Carbon offsets are a hot topic in the climate community. The Paris Agreement signed in 2015 created a new policy mechanism to support international transfers of carbon credits. A global market for offsets is set to launch for international airlines in 2021. California just doubled down on the role of offsets in its cap-and-trade program to reduce greenhouse gases through 2030, and the Canadian provinces that have partnered with California’s program are now developing their own protocols for offset projects.
Clearly, there is a place in the fight against climate change for carbon offsets—which, for you non-climate-policy-wonks, are tradeable credits that certify a greenhouse gas reduction benefit from voluntary projects like replanting a forest or preventing the destruction of an existing forest. Because many carbon offset projects relate to forests, wetlands and other natural land uses, they also may provide a significant benefit in some areas for the conservation of land and ecosystems. But what role can carbon offsets play in promoting conservation in North Carolina?
That was the question at the heart of my Master’s Project, which occupied much of my available thought space during my second year at the Nicholas School.

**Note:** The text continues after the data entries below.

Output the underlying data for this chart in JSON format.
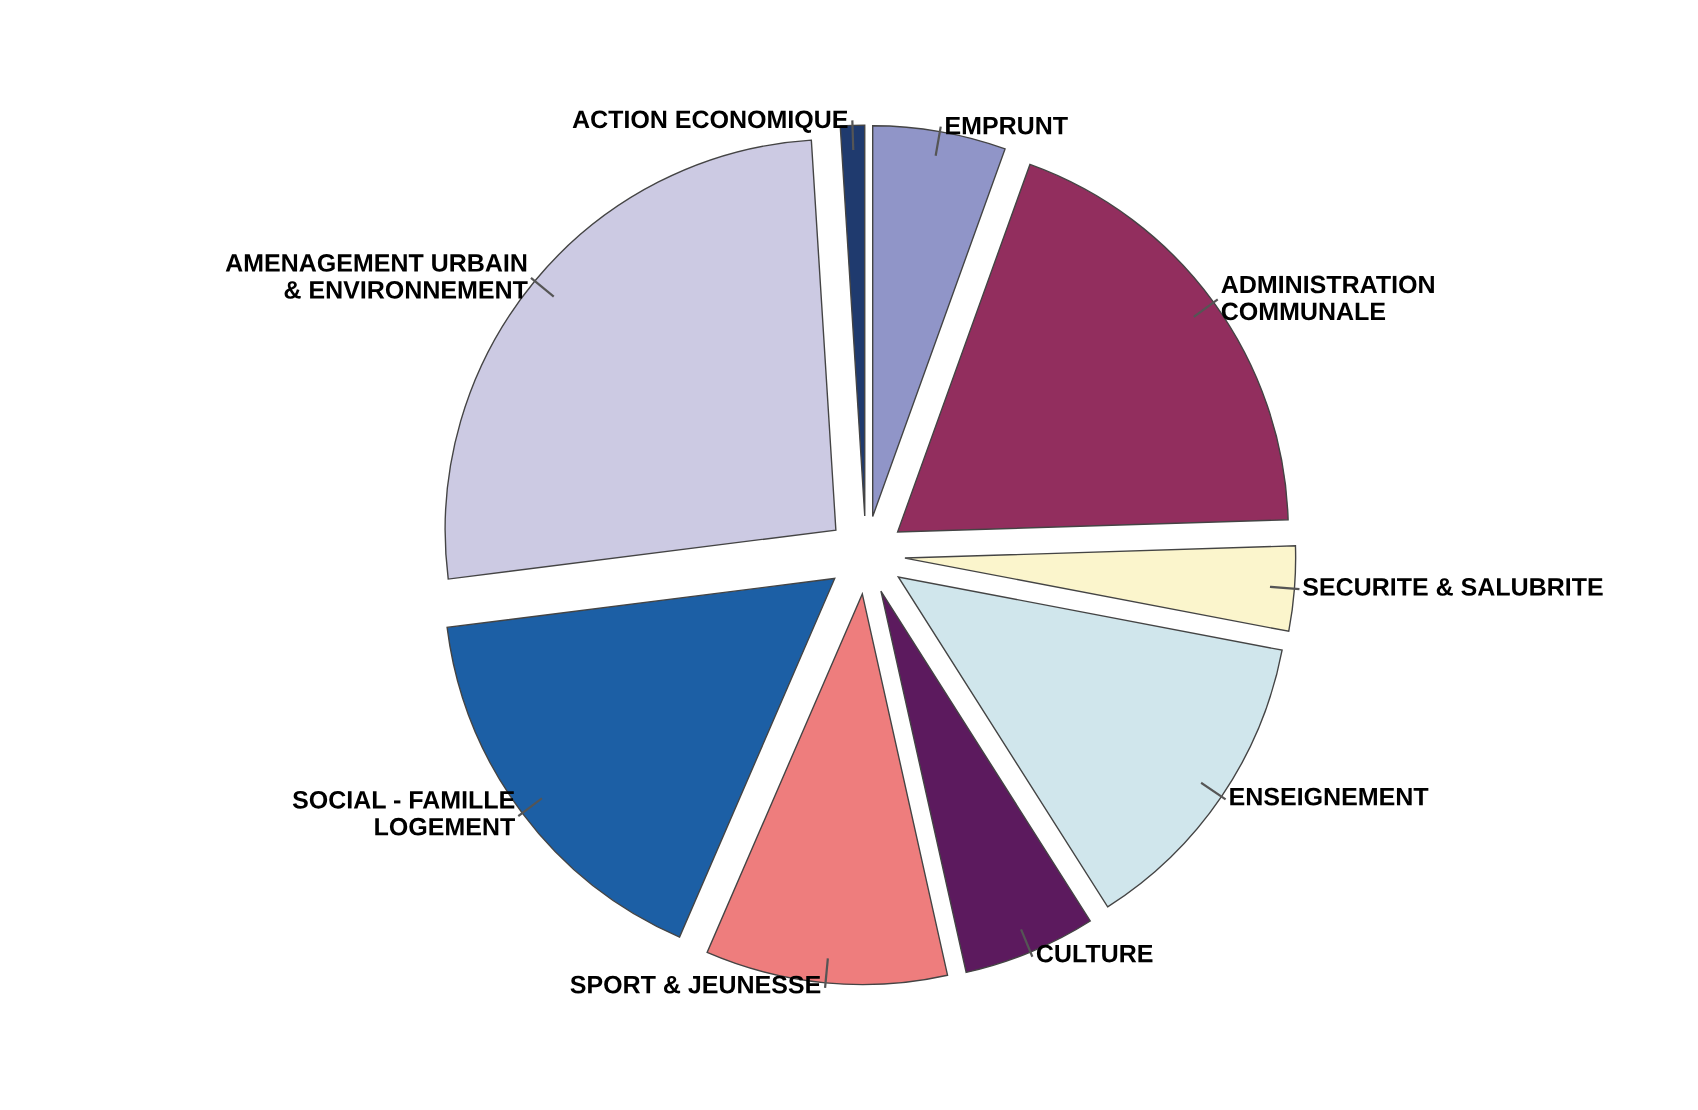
{
  "chart_data": {
    "type": "pie",
    "categories": [
      "EMPRUNT",
      "ADMINISTRATION\nCOMMUNALE",
      "SECURITE & SALUBRITE",
      "ENSEIGNEMENT",
      "CULTURE",
      "SPORT & JEUNESSE",
      "SOCIAL - FAMILLE\nLOGEMENT",
      "AMENAGEMENT URBAIN\n& ENVIRONNEMENT",
      "ACTION ECONOMIQUE"
    ],
    "values": [
      5.5,
      19,
      3.5,
      13,
      5.5,
      10,
      16.5,
      26,
      1
    ],
    "colors": [
      "#9095c8",
      "#922e5e",
      "#fbf5cc",
      "#d0e6ec",
      "#5c1a5e",
      "#ee7d7d",
      "#1c5fa5",
      "#cccae3",
      "#1f3a6e"
    ],
    "legend": false
  }
}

My Master’s Project group included Leo Wang, with an Environmental Economics & Policy concentration like myself, and Kendall DeLyser and Alison Petro, both dual-degree students with the Master of Forestry program and an Ecosystem Science & Conservation concentration. Our mission: to figure out how The Nature Conservancy, the world’s largest land trust, could accelerate their conservation efforts in North Carolina by developing carbon offset projects on forest land and pocosins (a type of forested peat land that is native to North Carolina’s coastal plain).

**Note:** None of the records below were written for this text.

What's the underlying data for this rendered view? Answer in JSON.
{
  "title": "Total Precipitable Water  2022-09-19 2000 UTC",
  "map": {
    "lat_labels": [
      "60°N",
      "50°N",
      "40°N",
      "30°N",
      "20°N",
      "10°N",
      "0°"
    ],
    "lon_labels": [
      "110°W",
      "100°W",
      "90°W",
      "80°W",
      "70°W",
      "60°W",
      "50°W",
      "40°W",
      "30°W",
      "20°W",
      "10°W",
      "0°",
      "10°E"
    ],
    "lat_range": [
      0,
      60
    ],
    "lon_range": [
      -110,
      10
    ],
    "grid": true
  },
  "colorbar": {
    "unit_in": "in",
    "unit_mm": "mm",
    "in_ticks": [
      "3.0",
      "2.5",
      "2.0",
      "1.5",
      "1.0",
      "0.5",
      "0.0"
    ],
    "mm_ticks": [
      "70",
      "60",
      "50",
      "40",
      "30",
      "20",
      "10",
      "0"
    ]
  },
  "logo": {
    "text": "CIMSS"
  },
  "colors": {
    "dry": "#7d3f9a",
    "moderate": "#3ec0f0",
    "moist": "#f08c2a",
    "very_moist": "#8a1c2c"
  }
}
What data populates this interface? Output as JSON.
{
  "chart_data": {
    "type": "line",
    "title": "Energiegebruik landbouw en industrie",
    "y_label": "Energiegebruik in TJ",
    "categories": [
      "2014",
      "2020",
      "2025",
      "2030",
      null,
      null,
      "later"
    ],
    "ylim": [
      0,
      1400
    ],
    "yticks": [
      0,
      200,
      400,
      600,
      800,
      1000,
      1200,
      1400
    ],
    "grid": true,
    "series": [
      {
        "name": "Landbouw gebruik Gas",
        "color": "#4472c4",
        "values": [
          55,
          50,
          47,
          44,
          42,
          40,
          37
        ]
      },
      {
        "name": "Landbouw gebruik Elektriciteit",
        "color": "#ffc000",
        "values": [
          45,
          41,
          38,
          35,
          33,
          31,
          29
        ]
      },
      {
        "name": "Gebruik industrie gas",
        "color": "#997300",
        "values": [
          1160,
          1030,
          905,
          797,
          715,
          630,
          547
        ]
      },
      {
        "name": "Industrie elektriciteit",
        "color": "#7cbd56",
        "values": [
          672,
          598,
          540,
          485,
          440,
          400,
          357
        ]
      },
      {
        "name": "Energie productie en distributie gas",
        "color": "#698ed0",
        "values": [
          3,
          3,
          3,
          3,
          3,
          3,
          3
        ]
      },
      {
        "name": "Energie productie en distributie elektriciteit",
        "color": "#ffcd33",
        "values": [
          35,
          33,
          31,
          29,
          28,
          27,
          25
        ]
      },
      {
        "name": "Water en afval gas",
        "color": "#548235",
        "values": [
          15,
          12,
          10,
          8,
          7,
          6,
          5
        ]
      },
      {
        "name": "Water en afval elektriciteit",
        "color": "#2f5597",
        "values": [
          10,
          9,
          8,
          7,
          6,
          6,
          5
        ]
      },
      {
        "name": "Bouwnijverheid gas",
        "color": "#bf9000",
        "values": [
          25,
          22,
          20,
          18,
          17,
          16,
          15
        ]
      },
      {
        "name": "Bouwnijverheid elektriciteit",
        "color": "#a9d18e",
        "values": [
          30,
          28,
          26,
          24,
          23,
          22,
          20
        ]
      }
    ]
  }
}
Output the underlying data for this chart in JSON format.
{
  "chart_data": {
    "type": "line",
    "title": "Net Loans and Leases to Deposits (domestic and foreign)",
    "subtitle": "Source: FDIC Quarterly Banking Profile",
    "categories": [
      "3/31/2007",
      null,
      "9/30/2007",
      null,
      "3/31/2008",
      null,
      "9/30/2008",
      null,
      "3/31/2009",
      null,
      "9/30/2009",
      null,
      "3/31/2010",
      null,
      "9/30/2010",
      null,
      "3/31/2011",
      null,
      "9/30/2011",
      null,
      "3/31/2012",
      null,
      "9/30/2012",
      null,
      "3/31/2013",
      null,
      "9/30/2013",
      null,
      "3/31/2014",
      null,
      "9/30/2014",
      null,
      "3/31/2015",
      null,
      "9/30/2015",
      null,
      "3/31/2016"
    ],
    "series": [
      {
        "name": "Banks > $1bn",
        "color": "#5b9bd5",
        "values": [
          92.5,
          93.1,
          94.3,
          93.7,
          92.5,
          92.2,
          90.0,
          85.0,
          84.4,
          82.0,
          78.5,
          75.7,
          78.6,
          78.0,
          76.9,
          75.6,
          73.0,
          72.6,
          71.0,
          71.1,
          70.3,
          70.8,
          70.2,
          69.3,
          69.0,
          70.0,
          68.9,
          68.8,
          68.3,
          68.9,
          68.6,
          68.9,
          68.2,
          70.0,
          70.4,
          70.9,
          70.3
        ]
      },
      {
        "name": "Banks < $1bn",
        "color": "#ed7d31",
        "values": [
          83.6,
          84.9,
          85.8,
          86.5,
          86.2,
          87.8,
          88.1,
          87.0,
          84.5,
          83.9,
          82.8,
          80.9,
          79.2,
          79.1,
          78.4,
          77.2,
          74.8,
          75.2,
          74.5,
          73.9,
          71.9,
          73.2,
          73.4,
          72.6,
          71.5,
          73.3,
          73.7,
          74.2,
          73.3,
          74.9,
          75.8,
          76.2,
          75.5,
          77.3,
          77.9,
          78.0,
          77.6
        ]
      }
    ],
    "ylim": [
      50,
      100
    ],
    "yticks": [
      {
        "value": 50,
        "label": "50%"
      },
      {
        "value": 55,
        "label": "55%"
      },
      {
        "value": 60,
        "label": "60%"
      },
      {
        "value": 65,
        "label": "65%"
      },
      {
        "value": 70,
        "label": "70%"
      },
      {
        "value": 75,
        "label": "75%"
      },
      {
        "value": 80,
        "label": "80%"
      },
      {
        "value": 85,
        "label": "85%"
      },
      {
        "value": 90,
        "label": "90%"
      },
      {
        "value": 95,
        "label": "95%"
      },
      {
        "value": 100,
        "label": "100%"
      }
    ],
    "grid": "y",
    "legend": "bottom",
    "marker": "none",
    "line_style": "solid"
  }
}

Such a complex question required us to employ our full range of skills and specializations. While I researched the policy and market risks that the organization would have to navigate to develop an offset project, Alison analyzed data on thousands of potential project locations in the state. Kendall, meanwhile, modeled how much carbon different forest offset projects could remove from the atmosphere, and Leo determined which potential projects would make sense financially. When we finally brought all of our analyses together this past spring, a surprising picture emerged of where carbon offsets could advance conservation in North Carolina.
Among the offset project case studies that we analyzed were three forested properties that we hypothesized could achieve a carbon benefit by shifting to conservation-oriented management practices—a strategy that has been successful in projects from Virginia to California. None of our modeling, however, showed that these new management practices would make sense for an offset project in North Carolina. In one instance, the forest would be managed for low tree density, typical of native longleaf pine ecosystems, thereby releasing more carbon through thinning and prescribed burning than the trees would sequester through natural growth. In another instance, a forest in the Appalachian Mountains would need to be thinned to encourage regrowth of native red oak trees, with similarly negative consequences for carbon storage. In the third case, the forest currently functions as a pine timber plantation, and leaving trees in the ground for longer would mean less wood produced on the property, encouraging more trees to be cut down for timber elsewhere.
These case studies left us with an important, if somewhat disconcerting, lesson: sometimes, conserving a forest means storing less carbon on the land. Carbon offsets and conservation don’t always go hand-in-hand.
Luckily, our findings in other case studies offered more optimistic prospects for carbon offset projects in North Carolina. On the coastal plain, where native forests don’t require a lot of intensive management, we found that preventing forest land from being converted to agricultural production or urban development could achieve carbon sequestration and conservation objectives in tandem. Restoring pocosin ecosystems that had previously been drained for human development likewise resulted in carbon benefits, although the costs of undertaking such restoration projects are still highly uncertain. We found planting new forests to be a riskier carbon strategy—trees take a long time to grow to the point where they have significant carbon benefits and planting them is expensive. Still, this strategy offered promise for restoring native forests, like the longleaf pine, while generating carbon offsets over the long term.
While the results of our Master’s Project weren’t entirely what we expected, we were excited to share them with The Nature Conservancy and discuss how the organization might learn from them in choosing new lands to conserve. Land conservation, like climate change mitigation, is a steeply uphill battle. We must consider every available tool in the toolbox to have the best chance of success. Sometimes, the same tool can help achieve both climate and conservation goals, but it’s critical to recognize the limitations of that two-for-one solution. Our Master’s Project, I believe, will help The Nature Conservancy and others chart the best path forward for carbon offsets and conservation in North Carolina.